1972 Uber Cup qualification

Tournament details
- Dates: 27 July 1971 – 11 March 1972
- Location: Asian zone: Jakarta American zone: Toronto European zone: Copenhagen Hørsholm Paisley Scunthorpe Australasian zone: Wellington

= 1972 Uber Cup qualification =

The qualifying process for the 1972 Uber Cup took place from 27 July 1971 to 11 March 1972 to decide the final teams which will play in the final tournament.

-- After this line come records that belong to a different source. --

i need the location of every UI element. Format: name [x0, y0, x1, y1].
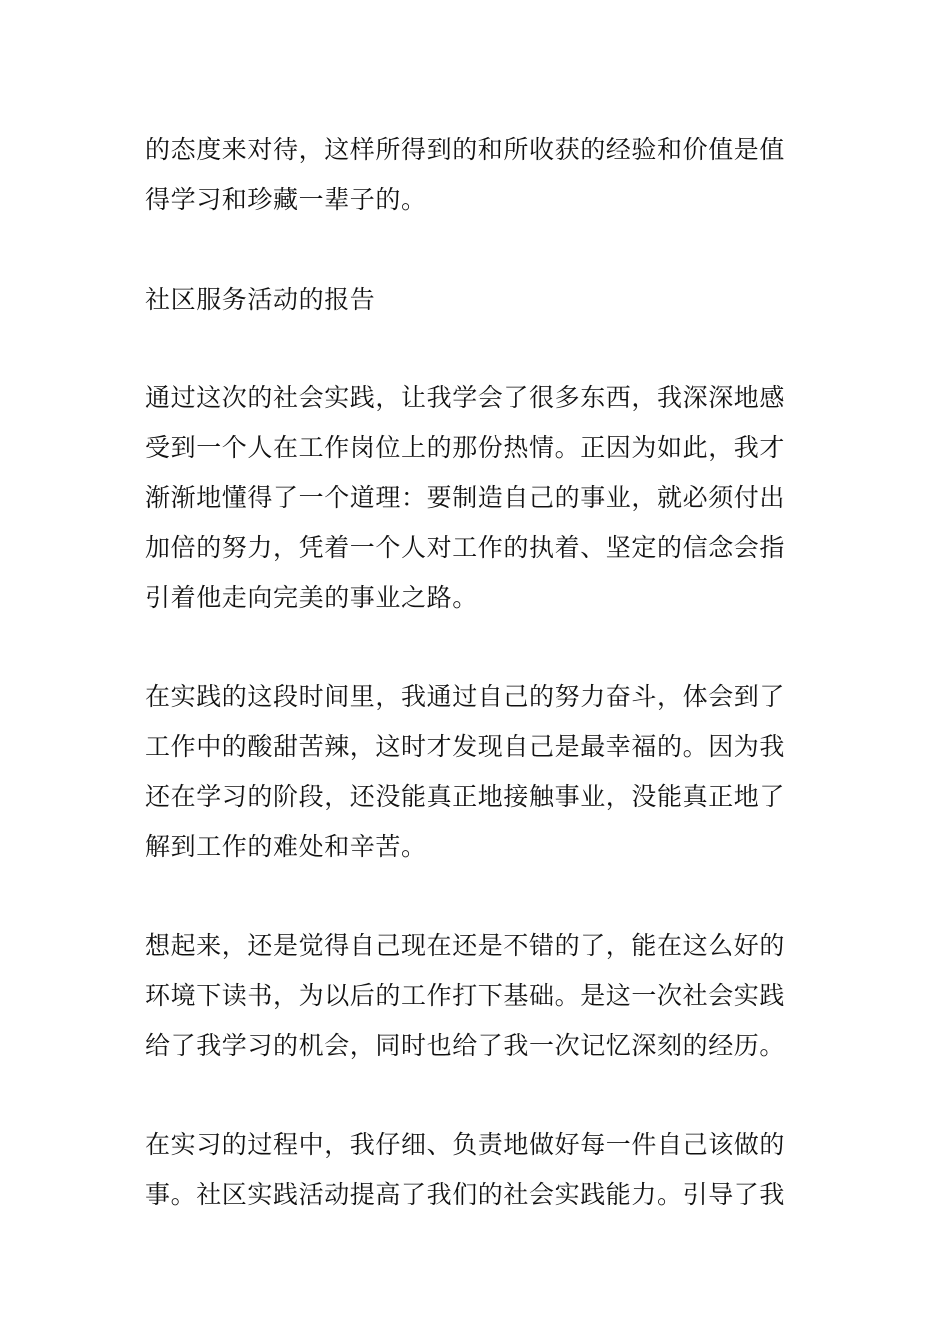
- text-line: 加倍的努力，凭着一个人对工作的执着、坚定的信念会指: [145, 533, 786, 562]
- text-line: 环境下读书，为以后的工作打下基础。是这一次社会实践: [145, 981, 786, 1010]
- text-line: 渐渐地懂得了一个道理：要制造自己的事业，就必须付出: [145, 483, 786, 512]
- text-line: 的态度来对待，这样所得到的和所收获的经验和价值是值: [145, 135, 786, 164]
- section-heading: 社区服务活动的报告: [145, 285, 376, 314]
- text-line: 事。社区实践活动提高了我们的社会实践能力。引导了我: [145, 1180, 786, 1209]
- text-line: 给了我学习的机会，同时也给了我一次记忆深刻的经历。: [145, 1031, 786, 1060]
- text-line: 引着他走向完美的事业之路。: [145, 583, 478, 612]
- text-line: 想起来，还是觉得自己现在还是不错的了，能在这么好的: [145, 931, 786, 960]
- text-line: 得学习和珍藏一辈子的。: [145, 185, 427, 214]
- text-line: 工作中的酸甜苦辣，这时才发现自己是最幸福的。因为我: [145, 732, 786, 761]
- text-line: 通过这次的社会实践，让我学会了很多东西，我深深地感: [145, 383, 786, 412]
- text-line: 在实践的这段时间里，我通过自己的努力奋斗，体会到了: [145, 682, 786, 711]
- text-line: 还在学习的阶段，还没能真正地接触事业，没能真正地了: [145, 782, 786, 811]
- text-line: 解到工作的难处和辛苦。: [145, 832, 427, 861]
- text-line: 受到一个人在工作岗位上的那份热情。正因为如此，我才: [145, 433, 786, 462]
- text-line: 在实习的过程中，我仔细、负责地做好每一件自己该做的: [145, 1130, 786, 1159]
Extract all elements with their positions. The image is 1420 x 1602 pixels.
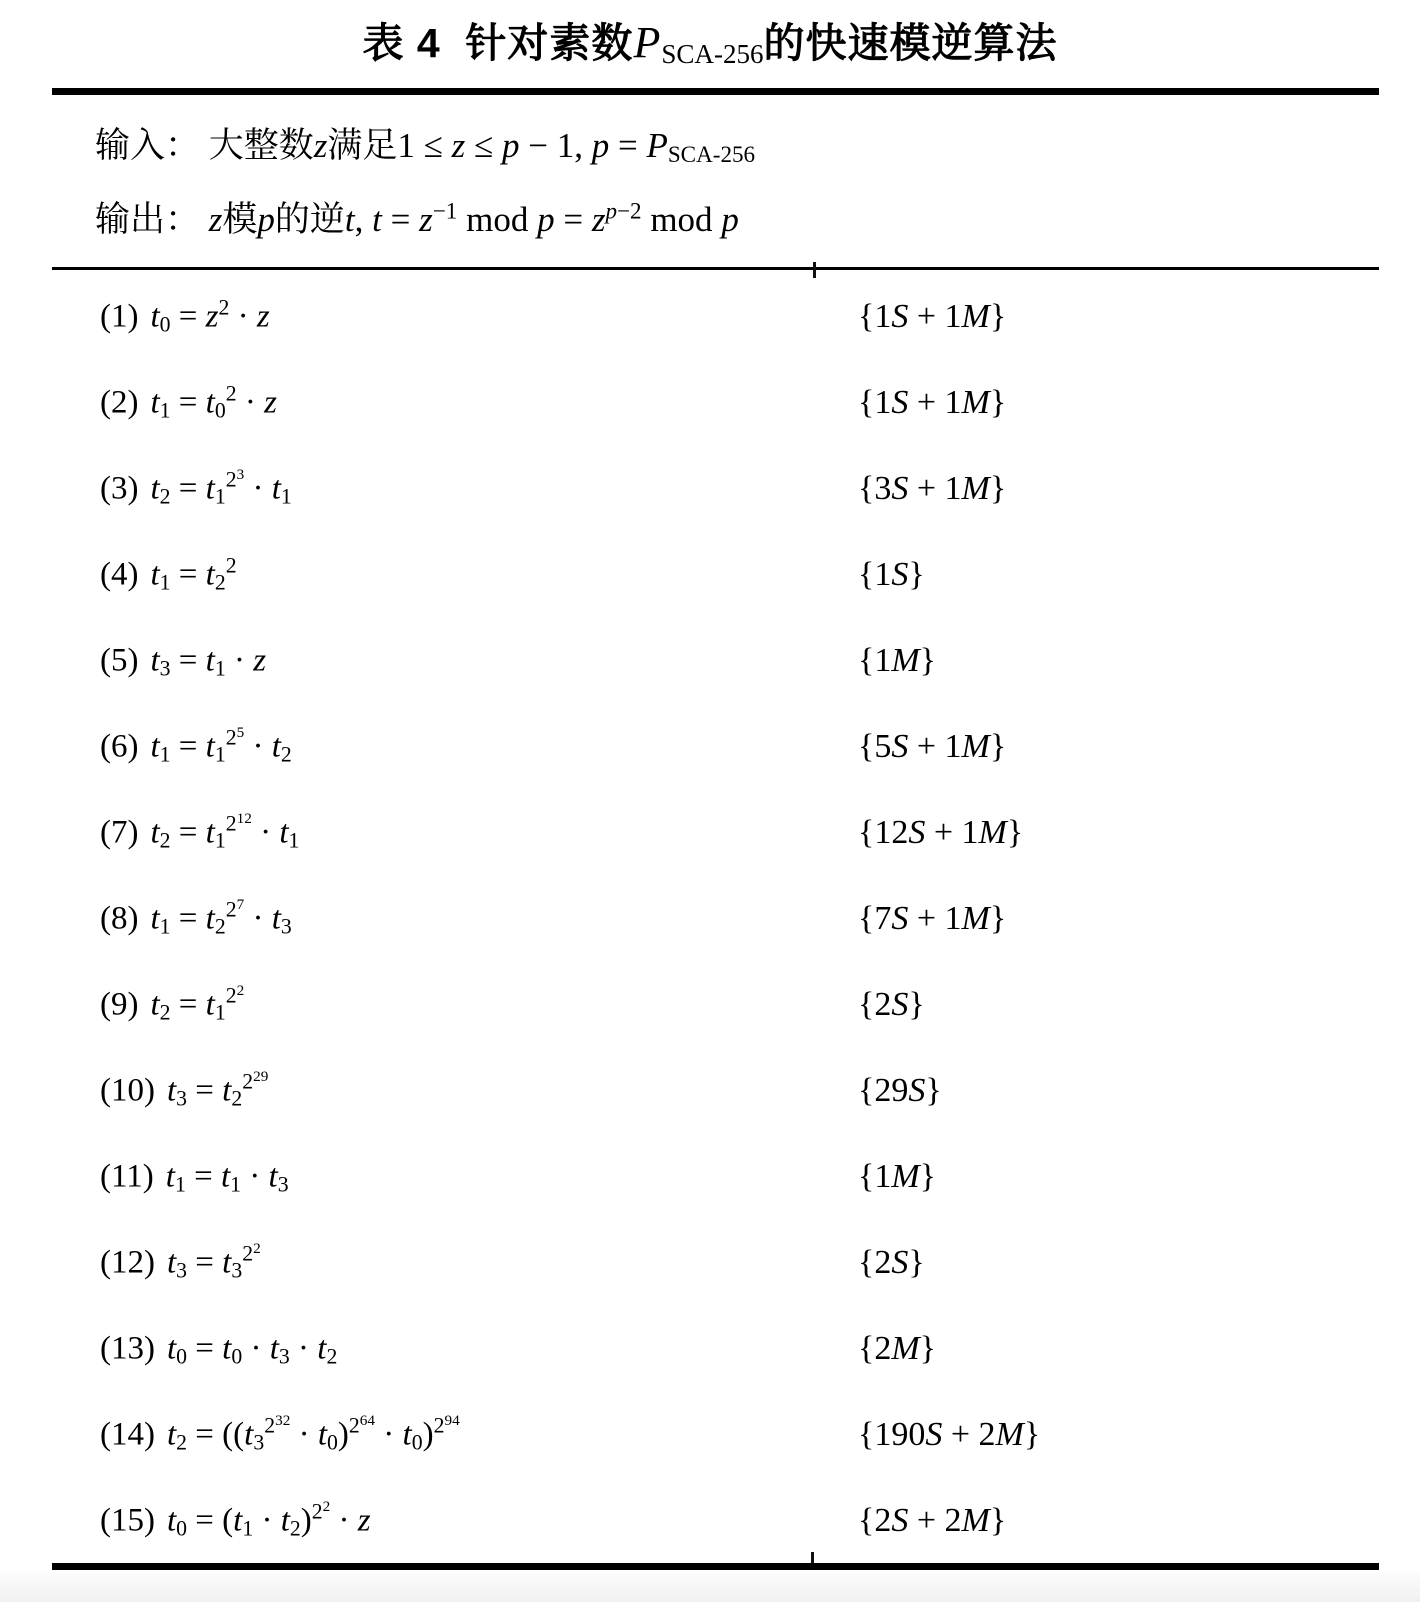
step-formula-cell [100, 643, 266, 680]
step-number: (4) [100, 556, 139, 593]
step-cost: {2S} [858, 1244, 925, 1281]
step-number: (1) [100, 298, 139, 335]
algorithm-step-row [0, 1220, 1420, 1306]
algorithm-step-row [0, 1048, 1420, 1134]
step-number: (2) [100, 384, 139, 421]
step-formula: $t_2 = t_1^{2^2}$ [150, 981, 245, 1025]
step-formula: $t_1 = t_0^2 \cdot z$ [150, 381, 277, 423]
step-cost: {5S + 1M} [858, 728, 1007, 765]
step-cost: {190S + 2M} [858, 1416, 1041, 1453]
step-number: (6) [100, 728, 139, 765]
algorithm-step-row [0, 704, 1420, 790]
step-number: (15) [100, 1502, 155, 1539]
step-cost: {7S + 1M} [858, 900, 1007, 937]
table-caption: 表 4 针对素数$P_{SCA-256}$的快速模逆算法 [362, 18, 1058, 69]
step-formula-cell [100, 553, 237, 595]
step-cost: {1M} [858, 642, 936, 679]
output-spec-line: 输出： z模p的逆t, $t = z^{-1}$ mod $p = z^{p-2}$ mod p [95, 197, 739, 239]
algorithm-step-row [0, 1478, 1420, 1564]
step-formula-cell [100, 381, 277, 423]
step-cost: {1S} [858, 556, 925, 593]
step-number: (13) [100, 1330, 155, 1367]
step-formula: $t_0 = t_0 \cdot t_3 \cdot t_2$ [166, 1330, 338, 1369]
step-cost: {1M} [858, 1158, 936, 1195]
step-number: (3) [100, 470, 139, 507]
step-number: (9) [100, 986, 139, 1023]
step-number: (14) [100, 1416, 155, 1453]
top-rule [52, 88, 1379, 95]
step-formula: $t_3 = t_3^{2^2}$ [166, 1239, 261, 1283]
step-cost: {2M} [858, 1330, 936, 1367]
step-number: (11) [100, 1158, 154, 1195]
step-cost: {1S + 1M} [858, 298, 1007, 335]
step-formula: $t_2 = t_1^{2^3} \cdot t_1$ [150, 465, 292, 509]
algorithm-step-row [0, 1392, 1420, 1478]
step-formula-cell [100, 1159, 289, 1196]
algorithm-step-row [0, 1306, 1420, 1392]
step-formula: $t_1 = t_2^2$ [150, 553, 237, 595]
step-formula-cell [100, 1411, 460, 1455]
input-spec-line: 输入： 大整数z满足1 ≤ z ≤ p − 1, $p = P_{SCA-256}$ [95, 126, 756, 168]
algorithm-step-row [0, 446, 1420, 532]
step-formula: $t_2 = t_1^{2^{12}} \cdot t_1$ [150, 809, 300, 853]
step-number: (7) [100, 814, 139, 851]
step-formula-cell [100, 723, 292, 767]
step-formula-cell [100, 465, 292, 509]
algorithm-step-row [0, 618, 1420, 704]
column-divider-tick-bottom [811, 1552, 814, 1563]
step-number: (5) [100, 642, 139, 679]
algorithm-rows [0, 274, 1420, 1564]
step-number: (10) [100, 1072, 155, 1109]
footer-gradient-strip [0, 1572, 1420, 1602]
step-number: (12) [100, 1244, 155, 1281]
algorithm-step-row [0, 1134, 1420, 1220]
step-formula: $t_3 = t_2^{2^{29}}$ [166, 1067, 269, 1111]
bottom-rule [52, 1563, 1379, 1570]
step-formula: $t_2 = ((t_3^{2^{32}} \cdot t_0)^{2^{64}} \cdot t_0)^{2^{94}}$ [166, 1411, 460, 1455]
step-formula-cell [100, 1067, 269, 1111]
step-cost: {3S + 1M} [858, 470, 1007, 507]
step-formula: $t_0 = (t_1 \cdot t_2)^{2^2} \cdot z$ [166, 1497, 371, 1541]
step-formula: $t_3 = t_1 \cdot z$ [150, 642, 267, 681]
step-cost: {29S} [858, 1072, 942, 1109]
algorithm-step-row [0, 962, 1420, 1048]
step-cost: {1S + 1M} [858, 384, 1007, 421]
algorithm-step-row [0, 532, 1420, 618]
step-formula: $t_1 = t_1 \cdot t_3$ [165, 1158, 289, 1197]
step-formula-cell [100, 1239, 261, 1283]
step-formula-cell [100, 895, 292, 939]
step-formula: $t_1 = t_1^{2^5} \cdot t_2$ [150, 723, 292, 767]
step-cost: {2S + 2M} [858, 1502, 1007, 1539]
step-formula-cell [100, 1331, 337, 1368]
step-formula: $t_1 = t_2^{2^7} \cdot t_3$ [150, 895, 292, 939]
step-formula-cell [100, 809, 300, 853]
algorithm-step-row [0, 876, 1420, 962]
step-formula-cell [100, 1497, 371, 1541]
mid-rule [52, 267, 1379, 270]
step-formula-cell [100, 981, 245, 1025]
algorithm-step-row [0, 790, 1420, 876]
algorithm-step-row [0, 360, 1420, 446]
algorithm-step-row [0, 274, 1420, 360]
step-cost: {12S + 1M} [858, 814, 1024, 851]
step-formula: $t_0 = z^2 \cdot z$ [150, 295, 270, 337]
step-formula-cell [100, 295, 270, 337]
step-cost: {2S} [858, 986, 925, 1023]
step-number: (8) [100, 900, 139, 937]
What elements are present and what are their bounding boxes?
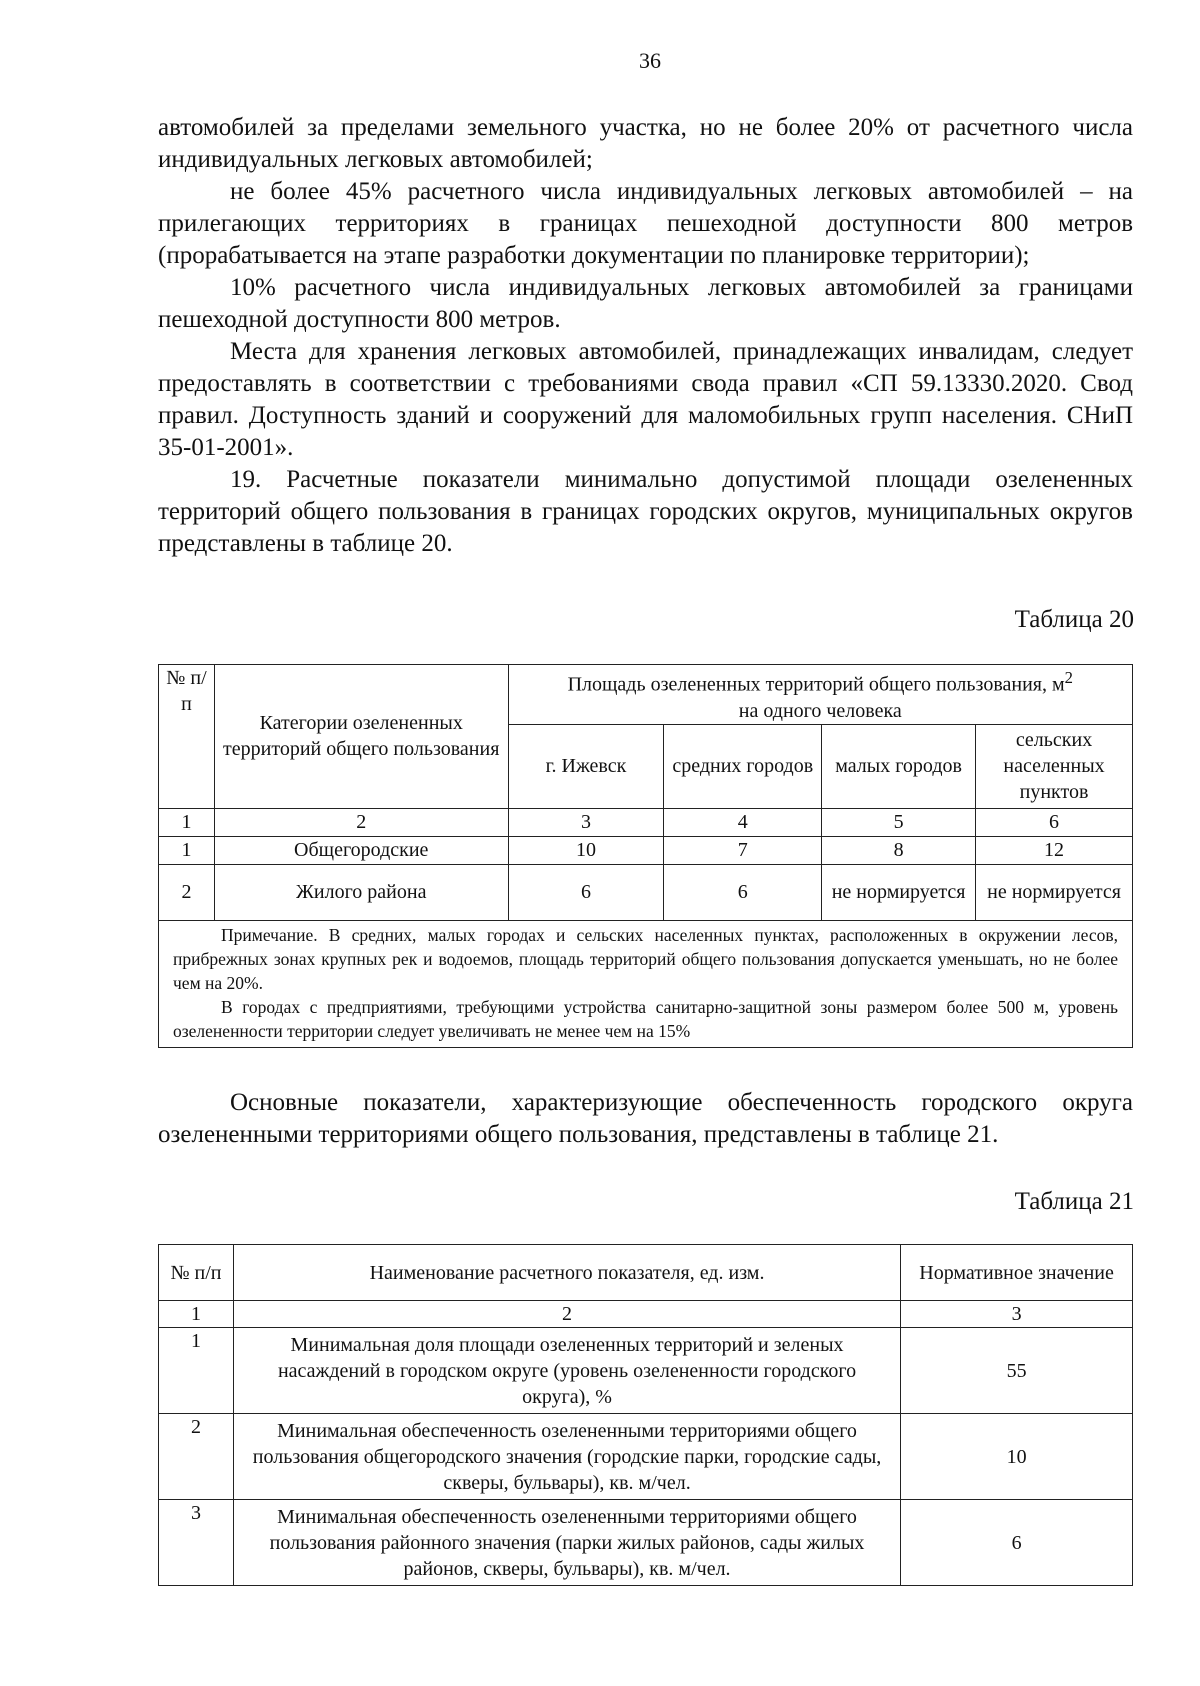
row-category: Общегородские (214, 836, 508, 864)
header-value: Нормативное значение (901, 1245, 1133, 1301)
row-num: 2 (159, 864, 215, 920)
row-value: не нормируется (822, 864, 976, 920)
row-description: Минимальная обеспеченность озелененными территориями общего пользования районного значения (парки жилых районов, сады жилых районов, скверы, бульвары), кв. м/чел. (233, 1500, 900, 1586)
row-num: 1 (159, 836, 215, 864)
header-area-sup: 2 (1064, 668, 1073, 687)
paragraph: автомобилей за пределами земельного участка, но не более 20% от расчетного числа индивидуальных легковых автомобилей; (158, 114, 1133, 173)
header-num: № п/п (159, 1245, 234, 1301)
index-cell: 2 (233, 1301, 900, 1328)
page-number: 36 (639, 48, 661, 73)
table-20-caption: Таблица 20 (1014, 606, 1134, 633)
row-description: Минимальная доля площади озелененных территорий и зеленых насаждений в городском округе (уровень озелененности городского округа), % (233, 1328, 900, 1414)
row-value: 7 (664, 836, 822, 864)
table-note (159, 920, 1133, 1047)
index-cell: 1 (159, 808, 215, 836)
index-cell: 1 (159, 1301, 234, 1328)
header-area (508, 665, 1132, 725)
table-row (159, 864, 1133, 920)
header-area-text: Площадь озелененных территорий общего пользования, м (567, 673, 1065, 696)
row-num: 3 (159, 1500, 234, 1586)
note-paragraph: Примечание. В средних, малых городах и сельских населенных пунктах, расположенных в окружении лесов, прибрежных зонах крупных рек и водоемов, площадь территорий общего пользования допускается уменьшать, но не более чем на 20%. (173, 924, 1118, 993)
header-name: Наименование расчетного показателя, ед. изм. (233, 1245, 900, 1301)
index-cell: 2 (214, 808, 508, 836)
header-area-per: на одного человека (738, 699, 902, 722)
row-value: 10 (901, 1414, 1133, 1500)
index-cell: 3 (901, 1301, 1133, 1328)
row-value: 6 (664, 864, 822, 920)
paragraph: не более 45% расчетного числа индивидуальных легковых автомобилей – на прилегающих территориях в границах пешеходной доступности 800 метров (прорабатывается на этапе разработки документации по планировке территории); (158, 178, 1133, 269)
paragraph: 19. Расчетные показатели минимально допустимой площади озелененных территорий общего пользования в границах городских округов, муниципальных округов представлены в таблице 20. (158, 466, 1133, 557)
header-rural: сельских населенных пунктов (976, 724, 1133, 808)
header-category: Категории озелененных территорий общего пользования (214, 665, 508, 809)
note-paragraph: В городах с предприятиями, требующими устройства санитарно-защитной зоны размером более 500 м, уровень озелененности территории следует увеличивать не менее чем на 15% (173, 996, 1118, 1041)
row-value: 55 (901, 1328, 1133, 1414)
index-cell: 5 (822, 808, 976, 836)
header-num: № п/п (159, 665, 215, 809)
header-small-cities: малых городов (822, 724, 976, 808)
paragraph: Места для хранения легковых автомобилей, принадлежащих инвалидам, следует предоставлять в соответствии с требованиями свода правил «СП 59.13330.2020. Свод правил. Доступность зданий и сооружений для маломобильных групп населения. СНиП 35-01-2001». (158, 338, 1133, 461)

== Qualification process ==
The qualification process is divided into four regions, the Asian Zone, the American Zone, the European Zone and the Australasian Zone. Teams in their respective zone will compete in a knockout format. Three singles and four doubles will be played on the day of competition. The teams that win their respective zone will earn a place in the final tournament to be held in Tokyo.

The winners of the 1969 Uber Cup, Japan were exempted from the qualifying rounds and automatically qualified for the final tournament.

=== Qualified teams ===

| Country | Qualified as | Qualified on | Final appearance |
|---|---|---|---|
| Japan | 1969 Uber Cup winners | 14 June 1969 | 3rd |
| Indonesia | Asian Zone winners | 25 February 1972 | 4th |
| Denmark | European Zone winners | 11 March 1972 | 3rd |
| Canada | American Zone winners | 26 February 1972 | 4th |
| New Zealand | Australasian Zone winners | 27 July 1971 | 4th |

== Asian Zone ==
=== First round ===
Indonesia automatically qualified for the next round after Hong Kong retired from the competition.

=== Final ===
The final of the Asian zone between Indonesia and Thailand which was scheduled to be held in Jakarta on 25 February 1972 was later cancelled after Thailand withdrew from the competition due to injuries sustained by players. Therefore, Indonesia qualified for the final tournament in Tokyo.